Mengapa 'Fasum' dan 'Fasos' Dibutuhkan Oleh Warga Jakarta?

24 November 2011   05:03 Diperbarui: 25 Juni 2015   23:16 911
+
Laporkan Konten
Laporkan Akun
Kompasiana adalah platform blog. Konten ini menjadi tanggung jawab bloger dan tidak mewakili pandangan redaksi Kompas.

By Christie Damayanti

[caption id="attachment_151361" align="aligncenter" width="458" caption="Illustrasi dari Google"][/caption]

Bagaimana dengan Fasilitas Umum  ( fasum ) dan Fasilitas Sosial ( fasos ) di Jakarta ? Kenyataannya, semua tentang tata ruang Jakarta tidak sebanding dengan yang digembar gemborkan oleh pemda dan oleh para desainer kota yang tergabung dengan 'City Planning' Jakarta. Masalahnya, para pengembang sering tidak memasukkan fasum dan fasos untuk warga Jakarta, sesuai dengan tata ruang kota yang diijinkan developer2 tersebut untuk dipergunakan. Mereka masih dengan 'serakah' mengambil semua hak warga Jakarta.
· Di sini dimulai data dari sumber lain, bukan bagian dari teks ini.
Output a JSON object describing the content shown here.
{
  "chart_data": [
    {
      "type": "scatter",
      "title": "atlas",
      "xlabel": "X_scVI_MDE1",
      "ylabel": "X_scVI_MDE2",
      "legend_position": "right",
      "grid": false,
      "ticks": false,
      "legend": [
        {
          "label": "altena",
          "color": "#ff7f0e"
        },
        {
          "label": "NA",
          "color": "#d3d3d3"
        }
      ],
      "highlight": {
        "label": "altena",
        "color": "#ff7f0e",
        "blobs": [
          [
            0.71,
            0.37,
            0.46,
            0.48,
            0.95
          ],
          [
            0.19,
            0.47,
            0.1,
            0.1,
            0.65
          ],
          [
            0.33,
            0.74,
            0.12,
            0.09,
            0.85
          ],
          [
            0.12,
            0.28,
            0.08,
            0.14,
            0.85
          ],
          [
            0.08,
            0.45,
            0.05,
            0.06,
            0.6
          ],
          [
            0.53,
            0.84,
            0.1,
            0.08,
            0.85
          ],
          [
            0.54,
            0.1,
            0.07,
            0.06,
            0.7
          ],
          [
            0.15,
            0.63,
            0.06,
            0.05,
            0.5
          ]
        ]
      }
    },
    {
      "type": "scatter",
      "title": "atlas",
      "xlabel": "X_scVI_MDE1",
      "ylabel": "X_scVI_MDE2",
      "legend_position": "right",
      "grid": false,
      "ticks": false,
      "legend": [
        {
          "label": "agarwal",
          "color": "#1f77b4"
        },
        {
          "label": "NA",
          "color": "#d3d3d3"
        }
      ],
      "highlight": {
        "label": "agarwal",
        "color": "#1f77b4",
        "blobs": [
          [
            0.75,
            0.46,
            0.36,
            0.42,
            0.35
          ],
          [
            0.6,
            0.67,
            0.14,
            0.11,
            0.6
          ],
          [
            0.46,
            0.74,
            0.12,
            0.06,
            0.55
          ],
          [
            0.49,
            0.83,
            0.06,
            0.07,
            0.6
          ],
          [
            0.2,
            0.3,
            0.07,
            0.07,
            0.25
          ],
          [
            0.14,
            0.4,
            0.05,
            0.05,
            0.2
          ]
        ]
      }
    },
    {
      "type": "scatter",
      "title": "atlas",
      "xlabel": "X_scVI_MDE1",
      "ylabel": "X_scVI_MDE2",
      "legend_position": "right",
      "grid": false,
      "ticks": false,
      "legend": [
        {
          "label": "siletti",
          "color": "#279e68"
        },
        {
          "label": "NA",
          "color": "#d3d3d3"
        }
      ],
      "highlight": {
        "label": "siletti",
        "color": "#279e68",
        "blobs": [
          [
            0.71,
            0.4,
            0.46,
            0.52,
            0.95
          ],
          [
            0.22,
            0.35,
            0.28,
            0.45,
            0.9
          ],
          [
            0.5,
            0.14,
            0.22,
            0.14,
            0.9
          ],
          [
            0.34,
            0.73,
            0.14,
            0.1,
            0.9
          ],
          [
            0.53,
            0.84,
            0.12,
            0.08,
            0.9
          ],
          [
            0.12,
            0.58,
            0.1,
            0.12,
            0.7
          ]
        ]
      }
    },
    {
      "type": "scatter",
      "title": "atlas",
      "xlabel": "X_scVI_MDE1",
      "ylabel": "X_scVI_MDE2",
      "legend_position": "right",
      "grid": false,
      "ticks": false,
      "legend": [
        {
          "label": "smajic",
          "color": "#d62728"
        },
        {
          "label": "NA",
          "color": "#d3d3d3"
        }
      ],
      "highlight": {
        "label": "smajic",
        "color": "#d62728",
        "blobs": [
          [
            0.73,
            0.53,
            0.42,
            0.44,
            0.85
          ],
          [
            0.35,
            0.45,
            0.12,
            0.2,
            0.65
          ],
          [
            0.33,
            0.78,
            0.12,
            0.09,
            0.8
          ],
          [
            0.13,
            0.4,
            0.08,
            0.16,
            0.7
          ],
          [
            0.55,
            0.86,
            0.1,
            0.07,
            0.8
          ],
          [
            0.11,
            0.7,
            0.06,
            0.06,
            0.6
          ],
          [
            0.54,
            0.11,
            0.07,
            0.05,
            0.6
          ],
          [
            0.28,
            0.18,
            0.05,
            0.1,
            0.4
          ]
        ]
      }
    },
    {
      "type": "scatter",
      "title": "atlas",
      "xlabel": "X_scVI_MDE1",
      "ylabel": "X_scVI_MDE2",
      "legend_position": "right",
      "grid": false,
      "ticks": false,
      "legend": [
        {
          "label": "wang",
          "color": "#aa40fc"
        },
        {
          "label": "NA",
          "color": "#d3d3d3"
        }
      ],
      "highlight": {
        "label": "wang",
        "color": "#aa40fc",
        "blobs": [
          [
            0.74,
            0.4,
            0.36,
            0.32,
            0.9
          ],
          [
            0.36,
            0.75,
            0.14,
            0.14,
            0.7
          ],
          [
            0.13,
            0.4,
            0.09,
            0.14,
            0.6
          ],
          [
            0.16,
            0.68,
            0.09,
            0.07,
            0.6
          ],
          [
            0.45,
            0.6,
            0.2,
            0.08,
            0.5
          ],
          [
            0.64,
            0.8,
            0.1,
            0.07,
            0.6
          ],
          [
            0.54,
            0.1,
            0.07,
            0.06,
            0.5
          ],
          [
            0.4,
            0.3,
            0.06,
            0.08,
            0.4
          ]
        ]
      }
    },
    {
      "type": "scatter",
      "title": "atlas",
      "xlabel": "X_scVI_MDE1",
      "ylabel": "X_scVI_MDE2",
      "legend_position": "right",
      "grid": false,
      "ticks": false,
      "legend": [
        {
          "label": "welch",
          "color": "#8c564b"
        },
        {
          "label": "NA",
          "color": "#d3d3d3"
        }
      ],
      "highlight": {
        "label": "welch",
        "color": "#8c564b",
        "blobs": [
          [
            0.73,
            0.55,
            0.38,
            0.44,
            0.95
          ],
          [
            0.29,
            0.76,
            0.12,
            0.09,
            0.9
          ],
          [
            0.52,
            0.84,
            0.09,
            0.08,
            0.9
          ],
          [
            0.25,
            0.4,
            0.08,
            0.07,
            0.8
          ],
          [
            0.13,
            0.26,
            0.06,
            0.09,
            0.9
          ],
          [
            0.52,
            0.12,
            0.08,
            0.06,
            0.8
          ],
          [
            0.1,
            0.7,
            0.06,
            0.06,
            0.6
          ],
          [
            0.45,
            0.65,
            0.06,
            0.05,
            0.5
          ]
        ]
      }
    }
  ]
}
Sebenarnya, pada pengembang harus membuat fasum dan fasos untuk warga Jakarta, jika pemda mengabulkan permintaannya dalam membangun usahanya. Tetapi, banyak pengembang 'nakal' ntuk tidak membuat fasum dan fasos, sehingga kebutuhan fasum dan fasos untuk warga Jakarta sangat kudang dan tidak memadahi. Pemda harus menindak tegas para pengembang 'nakal' untuk menyerahkan kewajibannya berupa fasum dan fasos tersebut.

Sebuah waduk di Jakarta Utara ( di Kelapa Gading dan di Pulo Mas ), seharusnya merupakan tanggung jawab pengembangnya untuk mencegah banjir, tetapi sampai sekarang waduk itu belum selesai dibangun, sehingga banjir terus melanda daerah itu. Waduk adalah salah satu fasilitas sosial yang dibutuhkan oleh semua warga Jakarta, termasuk pengembang itu sendiri. Jadi, jika waduk yang seharusnya sudah ada dan membuat air hujan tidak meluap, pastilah si pengembang tersebut juga ikut senang. Karena para karyawan pengembang itu tidak kebanjiran .....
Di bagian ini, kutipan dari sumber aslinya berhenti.